Chatwin’s musings about Sekhmet are influenced by an academic paper he cites by the French Egyptologist Henri Gauthier, published in 1920 in the learned journal Annales du Service des antiquités de l’Egypte. Much of the paper is about the meaning of the inscriptions found on the various statues of Sekhmet, both in Egypt and museum collections around the world. Gauthier begins his study, however, with a fairly detailed account of how the various statues of the feline goddess come to be where they are today, or were in 1920. This history is still used today in discussions of provenance to do with statues of Sekhmet.
Although Gauthier does refer to Sotheby’s, he is referring to sales that took place towards the end of the first half of the 19th century. None as late as the 1880s. And all of those are accounted for, tucked away safely in their museums around the world. Gauthier does not offer any clues as to the origin of the Sotheby’s bust. Having searched thoroughly, and read all there is to read online about the Sotheby’s Sekhmet bust, I am inclined to think that as wonderful as the stories are, whether unsold or sold and unclaimed, they are probably one of the many legends associate with the history of Sotheby’s in London.
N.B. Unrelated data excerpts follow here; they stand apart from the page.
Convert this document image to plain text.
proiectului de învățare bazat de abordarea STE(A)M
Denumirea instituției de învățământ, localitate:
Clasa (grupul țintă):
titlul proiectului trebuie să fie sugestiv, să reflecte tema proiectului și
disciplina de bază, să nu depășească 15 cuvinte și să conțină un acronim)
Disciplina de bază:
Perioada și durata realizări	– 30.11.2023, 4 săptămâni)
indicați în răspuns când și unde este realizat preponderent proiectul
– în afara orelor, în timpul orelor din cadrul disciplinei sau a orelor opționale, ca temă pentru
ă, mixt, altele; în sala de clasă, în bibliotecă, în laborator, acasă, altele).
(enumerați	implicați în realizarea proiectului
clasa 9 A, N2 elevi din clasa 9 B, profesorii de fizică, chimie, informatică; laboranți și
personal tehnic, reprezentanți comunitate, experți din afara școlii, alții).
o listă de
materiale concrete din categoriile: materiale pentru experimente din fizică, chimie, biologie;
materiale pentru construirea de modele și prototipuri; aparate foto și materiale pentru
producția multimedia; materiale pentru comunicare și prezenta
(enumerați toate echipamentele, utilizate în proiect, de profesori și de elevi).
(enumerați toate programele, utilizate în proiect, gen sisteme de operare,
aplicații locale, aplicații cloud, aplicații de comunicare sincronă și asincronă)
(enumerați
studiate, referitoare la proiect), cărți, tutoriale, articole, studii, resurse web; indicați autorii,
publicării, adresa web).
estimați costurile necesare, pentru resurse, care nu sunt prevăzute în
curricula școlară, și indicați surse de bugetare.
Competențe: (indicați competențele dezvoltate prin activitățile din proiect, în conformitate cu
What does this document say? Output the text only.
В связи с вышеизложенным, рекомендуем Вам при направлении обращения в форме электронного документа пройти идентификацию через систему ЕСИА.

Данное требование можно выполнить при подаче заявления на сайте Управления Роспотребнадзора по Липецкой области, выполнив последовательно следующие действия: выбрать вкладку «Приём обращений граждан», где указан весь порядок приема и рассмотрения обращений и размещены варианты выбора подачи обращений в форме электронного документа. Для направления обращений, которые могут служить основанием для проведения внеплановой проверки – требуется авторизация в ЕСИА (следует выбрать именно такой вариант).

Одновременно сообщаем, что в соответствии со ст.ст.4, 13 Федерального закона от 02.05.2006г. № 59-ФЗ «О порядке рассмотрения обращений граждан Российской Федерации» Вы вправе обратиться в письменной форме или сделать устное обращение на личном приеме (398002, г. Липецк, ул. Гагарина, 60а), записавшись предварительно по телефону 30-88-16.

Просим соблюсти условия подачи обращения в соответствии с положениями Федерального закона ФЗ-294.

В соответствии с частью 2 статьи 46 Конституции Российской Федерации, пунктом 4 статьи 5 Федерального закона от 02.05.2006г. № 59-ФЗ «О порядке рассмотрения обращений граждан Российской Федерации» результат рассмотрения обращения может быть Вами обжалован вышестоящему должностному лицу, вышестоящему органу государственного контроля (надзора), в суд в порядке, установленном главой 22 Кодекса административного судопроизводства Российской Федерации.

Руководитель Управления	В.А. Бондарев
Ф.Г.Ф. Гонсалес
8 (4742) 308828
Apparently the bust is valued at around £3.5 million. Or is that another urban legend?
The Oldest Statue in London?
As the authenticity of the bust is not in question, is this the oldest outdoor statue in London? Well that depends on whether we class Cleopatra’s Needle (thought to be dated to about 1468 BC and today standing besides the Thames River at Embankment) as a sculpture.
Incidentally, the oldest freestanding statue in London is generally thought to be that of King Alfred the Great. The statue, which stands in Trinity Church Square, Southwalk, was understandably thought to have been made some time in the second half of the 14th century. Until recently, as reported by the BBC. Following conservation work the lower half of the statue was found to be made of Bath Stone and that it was once part of a large Roman sculpture dedicated to the goddess Minerva.